Less common errors occurred when the plan sponsor didn’t file a Form 1099-R for final plan distributions. The IRS requires plan sponsors to file Form 1099-R to report all plan distributions. Form 1099-R is generally filed for each person who received $10 or more from an employer-sponsored retirement plan. Sponsors also commonly failed to ensure three amended Forms 5500-EZ were processed and posted properly to the IRS’s monitoring system.

Planning tips

The IRS urges sponsors and plan consultants to review terminated plans to see if they have finished all the termination steps, including filing all current and prior Form 5500 returns, as well as a final Form 5500 showing zero assets (see “Fiduciary Liability and Form 5500 Reporting”).

Final Forms 5500 are required even if a plan is considered exempt from filing a Form 5500-EZ. The IRS says plan officials should take action to correct any errors and amend returns as necessary.
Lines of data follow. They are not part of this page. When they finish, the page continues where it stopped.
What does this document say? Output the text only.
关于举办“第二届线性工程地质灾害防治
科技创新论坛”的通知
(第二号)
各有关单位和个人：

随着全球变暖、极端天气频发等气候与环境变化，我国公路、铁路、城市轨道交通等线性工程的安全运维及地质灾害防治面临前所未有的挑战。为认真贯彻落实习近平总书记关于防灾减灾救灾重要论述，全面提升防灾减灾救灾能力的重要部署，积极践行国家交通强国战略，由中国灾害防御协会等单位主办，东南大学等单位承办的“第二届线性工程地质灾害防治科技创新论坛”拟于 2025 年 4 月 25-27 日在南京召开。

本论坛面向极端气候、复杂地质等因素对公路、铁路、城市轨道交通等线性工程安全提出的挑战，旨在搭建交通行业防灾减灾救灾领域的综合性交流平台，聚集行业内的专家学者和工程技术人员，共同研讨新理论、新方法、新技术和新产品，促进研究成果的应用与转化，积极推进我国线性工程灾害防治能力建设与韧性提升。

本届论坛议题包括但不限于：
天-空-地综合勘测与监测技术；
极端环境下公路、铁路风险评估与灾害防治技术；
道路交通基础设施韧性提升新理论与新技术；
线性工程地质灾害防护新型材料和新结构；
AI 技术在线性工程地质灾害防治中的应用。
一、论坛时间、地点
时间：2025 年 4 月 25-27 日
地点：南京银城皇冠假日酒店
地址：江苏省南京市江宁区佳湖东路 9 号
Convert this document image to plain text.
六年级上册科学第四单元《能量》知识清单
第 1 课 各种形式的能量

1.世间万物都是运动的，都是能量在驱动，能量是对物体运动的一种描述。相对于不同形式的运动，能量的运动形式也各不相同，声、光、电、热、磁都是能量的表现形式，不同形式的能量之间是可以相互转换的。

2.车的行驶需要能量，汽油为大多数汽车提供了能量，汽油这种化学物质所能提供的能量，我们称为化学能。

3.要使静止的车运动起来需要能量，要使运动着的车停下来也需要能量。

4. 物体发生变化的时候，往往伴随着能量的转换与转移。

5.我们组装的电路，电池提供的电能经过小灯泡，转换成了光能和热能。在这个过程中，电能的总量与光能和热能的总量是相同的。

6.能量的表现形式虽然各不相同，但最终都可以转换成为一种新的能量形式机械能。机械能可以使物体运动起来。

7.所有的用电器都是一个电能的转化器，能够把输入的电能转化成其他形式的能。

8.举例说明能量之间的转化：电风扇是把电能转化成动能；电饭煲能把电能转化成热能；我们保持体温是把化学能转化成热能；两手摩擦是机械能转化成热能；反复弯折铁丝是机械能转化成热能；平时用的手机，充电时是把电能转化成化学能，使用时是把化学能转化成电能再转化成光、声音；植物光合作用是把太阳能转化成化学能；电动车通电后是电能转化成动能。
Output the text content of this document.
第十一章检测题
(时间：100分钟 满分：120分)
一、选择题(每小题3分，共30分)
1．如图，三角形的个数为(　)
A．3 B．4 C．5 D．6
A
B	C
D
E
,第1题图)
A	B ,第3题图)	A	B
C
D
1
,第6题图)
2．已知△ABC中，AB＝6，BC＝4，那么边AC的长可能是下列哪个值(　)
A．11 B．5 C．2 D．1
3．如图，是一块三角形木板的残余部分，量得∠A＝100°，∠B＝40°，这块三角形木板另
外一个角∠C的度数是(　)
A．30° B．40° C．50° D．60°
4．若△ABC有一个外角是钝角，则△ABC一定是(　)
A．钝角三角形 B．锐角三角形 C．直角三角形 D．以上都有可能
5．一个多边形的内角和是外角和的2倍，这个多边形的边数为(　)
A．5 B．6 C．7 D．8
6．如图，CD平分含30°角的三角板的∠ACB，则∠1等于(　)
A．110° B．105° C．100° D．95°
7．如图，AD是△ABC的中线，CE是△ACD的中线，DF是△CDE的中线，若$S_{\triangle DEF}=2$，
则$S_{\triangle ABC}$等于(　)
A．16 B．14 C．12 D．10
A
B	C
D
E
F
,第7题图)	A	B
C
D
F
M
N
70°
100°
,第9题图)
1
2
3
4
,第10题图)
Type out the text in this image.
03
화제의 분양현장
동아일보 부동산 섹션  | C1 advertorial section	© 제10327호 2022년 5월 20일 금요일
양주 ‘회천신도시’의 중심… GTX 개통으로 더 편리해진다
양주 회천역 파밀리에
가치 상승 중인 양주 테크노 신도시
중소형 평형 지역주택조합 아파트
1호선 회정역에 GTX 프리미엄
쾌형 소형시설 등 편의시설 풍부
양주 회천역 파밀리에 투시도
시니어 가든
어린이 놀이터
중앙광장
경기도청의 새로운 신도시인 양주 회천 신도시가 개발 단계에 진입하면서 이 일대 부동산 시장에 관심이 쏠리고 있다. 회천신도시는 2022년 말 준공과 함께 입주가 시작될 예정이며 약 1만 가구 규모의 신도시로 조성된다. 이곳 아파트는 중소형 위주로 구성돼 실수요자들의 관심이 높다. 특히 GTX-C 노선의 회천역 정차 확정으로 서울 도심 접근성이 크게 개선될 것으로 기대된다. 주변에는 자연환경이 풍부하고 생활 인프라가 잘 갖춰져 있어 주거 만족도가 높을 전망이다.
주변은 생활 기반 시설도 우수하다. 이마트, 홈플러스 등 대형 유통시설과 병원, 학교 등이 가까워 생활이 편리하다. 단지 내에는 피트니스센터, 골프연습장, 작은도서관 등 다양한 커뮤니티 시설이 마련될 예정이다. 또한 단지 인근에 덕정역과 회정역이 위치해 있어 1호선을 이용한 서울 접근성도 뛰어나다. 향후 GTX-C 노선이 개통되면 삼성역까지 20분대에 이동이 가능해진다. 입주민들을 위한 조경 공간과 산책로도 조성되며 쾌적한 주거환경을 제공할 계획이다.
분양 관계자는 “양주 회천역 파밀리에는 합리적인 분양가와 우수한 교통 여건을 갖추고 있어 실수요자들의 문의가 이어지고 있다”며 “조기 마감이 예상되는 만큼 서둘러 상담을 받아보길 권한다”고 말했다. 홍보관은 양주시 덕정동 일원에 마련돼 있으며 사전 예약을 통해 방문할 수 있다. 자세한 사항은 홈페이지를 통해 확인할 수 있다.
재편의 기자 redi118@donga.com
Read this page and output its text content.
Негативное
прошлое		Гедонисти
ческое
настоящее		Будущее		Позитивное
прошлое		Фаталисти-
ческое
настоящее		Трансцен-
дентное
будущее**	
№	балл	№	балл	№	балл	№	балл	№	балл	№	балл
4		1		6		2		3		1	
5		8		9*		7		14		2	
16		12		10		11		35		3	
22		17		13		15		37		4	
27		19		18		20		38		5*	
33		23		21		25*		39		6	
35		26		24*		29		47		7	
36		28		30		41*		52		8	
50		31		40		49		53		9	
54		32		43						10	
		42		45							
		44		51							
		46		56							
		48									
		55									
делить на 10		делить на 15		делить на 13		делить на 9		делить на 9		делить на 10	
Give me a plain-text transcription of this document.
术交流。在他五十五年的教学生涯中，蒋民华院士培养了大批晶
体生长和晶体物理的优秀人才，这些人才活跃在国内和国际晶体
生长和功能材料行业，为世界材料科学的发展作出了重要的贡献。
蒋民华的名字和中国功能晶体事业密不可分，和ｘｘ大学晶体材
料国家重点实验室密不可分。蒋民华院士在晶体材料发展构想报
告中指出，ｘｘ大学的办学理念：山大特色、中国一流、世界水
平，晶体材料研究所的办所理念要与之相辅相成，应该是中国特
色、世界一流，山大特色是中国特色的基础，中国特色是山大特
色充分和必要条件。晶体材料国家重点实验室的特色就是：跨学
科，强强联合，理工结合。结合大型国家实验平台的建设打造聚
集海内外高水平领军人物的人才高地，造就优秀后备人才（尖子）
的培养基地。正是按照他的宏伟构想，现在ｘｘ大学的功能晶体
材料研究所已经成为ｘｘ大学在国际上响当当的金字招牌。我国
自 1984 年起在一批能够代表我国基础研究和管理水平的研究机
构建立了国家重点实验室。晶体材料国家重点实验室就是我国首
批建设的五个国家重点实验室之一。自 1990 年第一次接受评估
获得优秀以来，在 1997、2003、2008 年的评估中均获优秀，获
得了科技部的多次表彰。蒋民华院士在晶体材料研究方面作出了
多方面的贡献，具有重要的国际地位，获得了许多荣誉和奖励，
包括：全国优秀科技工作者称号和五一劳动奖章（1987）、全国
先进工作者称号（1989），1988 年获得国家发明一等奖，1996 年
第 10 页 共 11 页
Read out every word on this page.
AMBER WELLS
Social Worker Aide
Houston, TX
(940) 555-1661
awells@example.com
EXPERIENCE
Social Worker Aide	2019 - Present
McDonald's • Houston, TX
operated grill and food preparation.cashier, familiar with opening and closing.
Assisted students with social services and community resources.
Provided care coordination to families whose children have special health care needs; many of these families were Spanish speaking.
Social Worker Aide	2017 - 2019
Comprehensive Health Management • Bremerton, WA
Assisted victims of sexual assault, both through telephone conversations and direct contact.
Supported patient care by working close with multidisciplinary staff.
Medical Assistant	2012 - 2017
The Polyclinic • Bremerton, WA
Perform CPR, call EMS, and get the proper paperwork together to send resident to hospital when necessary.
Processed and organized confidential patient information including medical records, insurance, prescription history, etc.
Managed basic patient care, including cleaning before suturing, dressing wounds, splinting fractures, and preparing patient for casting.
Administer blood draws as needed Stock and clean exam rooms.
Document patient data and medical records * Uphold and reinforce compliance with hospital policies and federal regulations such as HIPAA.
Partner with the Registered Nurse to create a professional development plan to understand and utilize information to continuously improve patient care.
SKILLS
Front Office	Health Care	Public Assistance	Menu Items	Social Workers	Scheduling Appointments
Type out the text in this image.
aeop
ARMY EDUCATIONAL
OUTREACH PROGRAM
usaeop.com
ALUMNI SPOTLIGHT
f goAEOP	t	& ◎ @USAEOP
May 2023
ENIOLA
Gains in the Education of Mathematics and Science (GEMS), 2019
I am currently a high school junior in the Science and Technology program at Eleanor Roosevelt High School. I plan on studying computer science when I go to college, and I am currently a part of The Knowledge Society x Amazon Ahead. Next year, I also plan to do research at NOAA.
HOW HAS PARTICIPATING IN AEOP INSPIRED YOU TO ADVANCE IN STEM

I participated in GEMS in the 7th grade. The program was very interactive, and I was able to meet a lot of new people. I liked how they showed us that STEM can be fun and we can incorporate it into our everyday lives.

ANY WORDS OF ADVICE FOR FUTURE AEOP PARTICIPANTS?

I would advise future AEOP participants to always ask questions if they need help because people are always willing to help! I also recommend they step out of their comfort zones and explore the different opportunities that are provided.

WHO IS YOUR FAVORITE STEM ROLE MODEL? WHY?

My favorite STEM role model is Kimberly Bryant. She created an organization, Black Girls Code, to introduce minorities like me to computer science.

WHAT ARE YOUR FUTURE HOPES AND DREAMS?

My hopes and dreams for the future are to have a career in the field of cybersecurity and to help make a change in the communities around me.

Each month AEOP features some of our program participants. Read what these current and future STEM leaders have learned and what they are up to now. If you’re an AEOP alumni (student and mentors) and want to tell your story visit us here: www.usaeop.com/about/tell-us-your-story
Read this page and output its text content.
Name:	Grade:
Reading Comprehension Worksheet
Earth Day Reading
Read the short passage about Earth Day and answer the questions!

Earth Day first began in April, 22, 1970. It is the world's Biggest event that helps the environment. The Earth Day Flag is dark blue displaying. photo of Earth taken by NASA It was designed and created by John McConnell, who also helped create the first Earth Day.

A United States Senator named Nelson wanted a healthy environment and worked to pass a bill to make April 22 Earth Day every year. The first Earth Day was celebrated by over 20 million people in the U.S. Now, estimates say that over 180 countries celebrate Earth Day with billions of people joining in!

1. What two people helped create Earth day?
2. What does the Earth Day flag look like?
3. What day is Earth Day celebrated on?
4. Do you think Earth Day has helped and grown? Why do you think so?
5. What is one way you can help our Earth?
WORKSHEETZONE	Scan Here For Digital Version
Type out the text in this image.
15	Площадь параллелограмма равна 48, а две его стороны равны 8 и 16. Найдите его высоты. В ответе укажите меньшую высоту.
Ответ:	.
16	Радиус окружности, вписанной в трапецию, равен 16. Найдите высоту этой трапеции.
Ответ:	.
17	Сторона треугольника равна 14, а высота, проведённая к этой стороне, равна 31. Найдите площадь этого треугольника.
Plan governance processes should be improved so the mistakes don’t happen again.

Questions about the final Form 5500 and the Final Return with Assets project can be emailed to and should include “Final Return with Assets” in the subject line. The IRS also urges plan officials to consult its Form 5500 Corner, the Form 5500 instructions and the Form 5500-EZ instructions to fix and avoid errors.